Тогда мы осмотрели все ящики - с золотом их было всего три, а в остальных были пачки денег.
Мы устроили себе постели недалеко от бронетранспортера. Уложили их в два слоя на свой рост, в изголовье положили рюкзаки. Сперва вынули из них всякие твердые вещи - фотоаппараты и коллекции минералов, ну и, разумеется, остатки еды. Спать нам никому не хотелось, хотя Кама посмотрела на свои часы и сказала, что уже половина двенадцатого ночи. Мы еще побродили по пещере и все мечтали о том, что будет, когда все узнают о нашем открытии. Мы ее всю осмотрели - в одном месте, в складе, была вырублена дверь, мы зашли, и оказалось, что это туалет, в этом же помещении в цементном желобе текла вода, она вытекала из отверстия в стене, вода была прозрачная и очень холодная. Наверно, это был подземный родник или ручей, для него кто-то сделал из цемента желоб, врытый н пол; он тянулся метров на пять, а там, где он кончался, вода струей сливалась в широкую яму. Мы посветили в нее фонарем, но дна не увидели.

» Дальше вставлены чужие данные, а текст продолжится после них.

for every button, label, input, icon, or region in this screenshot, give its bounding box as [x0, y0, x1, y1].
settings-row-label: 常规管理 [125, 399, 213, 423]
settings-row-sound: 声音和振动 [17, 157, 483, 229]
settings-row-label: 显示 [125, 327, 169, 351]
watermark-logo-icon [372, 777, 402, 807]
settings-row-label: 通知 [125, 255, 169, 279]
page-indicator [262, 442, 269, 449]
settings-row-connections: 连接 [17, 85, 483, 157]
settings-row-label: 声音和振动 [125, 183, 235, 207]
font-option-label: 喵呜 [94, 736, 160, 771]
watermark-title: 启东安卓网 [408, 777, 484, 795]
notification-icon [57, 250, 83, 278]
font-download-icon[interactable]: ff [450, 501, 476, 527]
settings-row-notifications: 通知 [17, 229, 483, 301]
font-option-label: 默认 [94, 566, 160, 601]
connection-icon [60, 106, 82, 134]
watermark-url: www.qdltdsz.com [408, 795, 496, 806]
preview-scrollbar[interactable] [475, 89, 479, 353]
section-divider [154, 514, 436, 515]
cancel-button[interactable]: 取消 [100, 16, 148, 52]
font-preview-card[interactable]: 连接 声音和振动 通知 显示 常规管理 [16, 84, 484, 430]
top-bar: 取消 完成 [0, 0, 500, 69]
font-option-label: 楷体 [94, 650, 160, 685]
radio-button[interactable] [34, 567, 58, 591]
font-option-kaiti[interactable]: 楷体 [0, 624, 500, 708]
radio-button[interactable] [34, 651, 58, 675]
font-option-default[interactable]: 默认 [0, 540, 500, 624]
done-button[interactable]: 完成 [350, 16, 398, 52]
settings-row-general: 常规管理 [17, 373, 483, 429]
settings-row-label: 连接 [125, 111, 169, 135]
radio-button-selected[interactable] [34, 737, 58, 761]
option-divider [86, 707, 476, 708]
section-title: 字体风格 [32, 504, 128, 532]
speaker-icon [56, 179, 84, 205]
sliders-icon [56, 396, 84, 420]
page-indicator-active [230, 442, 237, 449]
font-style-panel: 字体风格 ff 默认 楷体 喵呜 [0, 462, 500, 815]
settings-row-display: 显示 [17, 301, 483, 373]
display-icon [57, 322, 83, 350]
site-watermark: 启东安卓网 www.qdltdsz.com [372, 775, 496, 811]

Мы легли на свои постели, было жестко, но, в общем, не очень. Сабир взял у Камы часы и положил их рядом с собой, он сказал, что проснется рано утром и разбудит всех. Решили так: если погода будет хорошая, то двое из нас пойдут домой, а остальные будут охранять пещеру. По-моему, всем было интересно, кто останется, но спрашивать об этом почему-то никто не стал. Я подумал, что, наверное, Сабир оставит здесь меня и Алика, а сам с Камой пойдет в поселок. С одной стороны, это было очень хорошо, потому что я боялся сразу увидеть маму, будет лучше, если ей вначале Кама и Сабир обо всём расскажут, а с другой - мне очень хотелось поскорее попасть домой,' чтобы она поскорее успокоилась. Так, наверно, не может быть, чтобы чего-то хотелось и не хотелось сразу, а со мной это бывает часто, и ничего приятного тогда я не чувствую.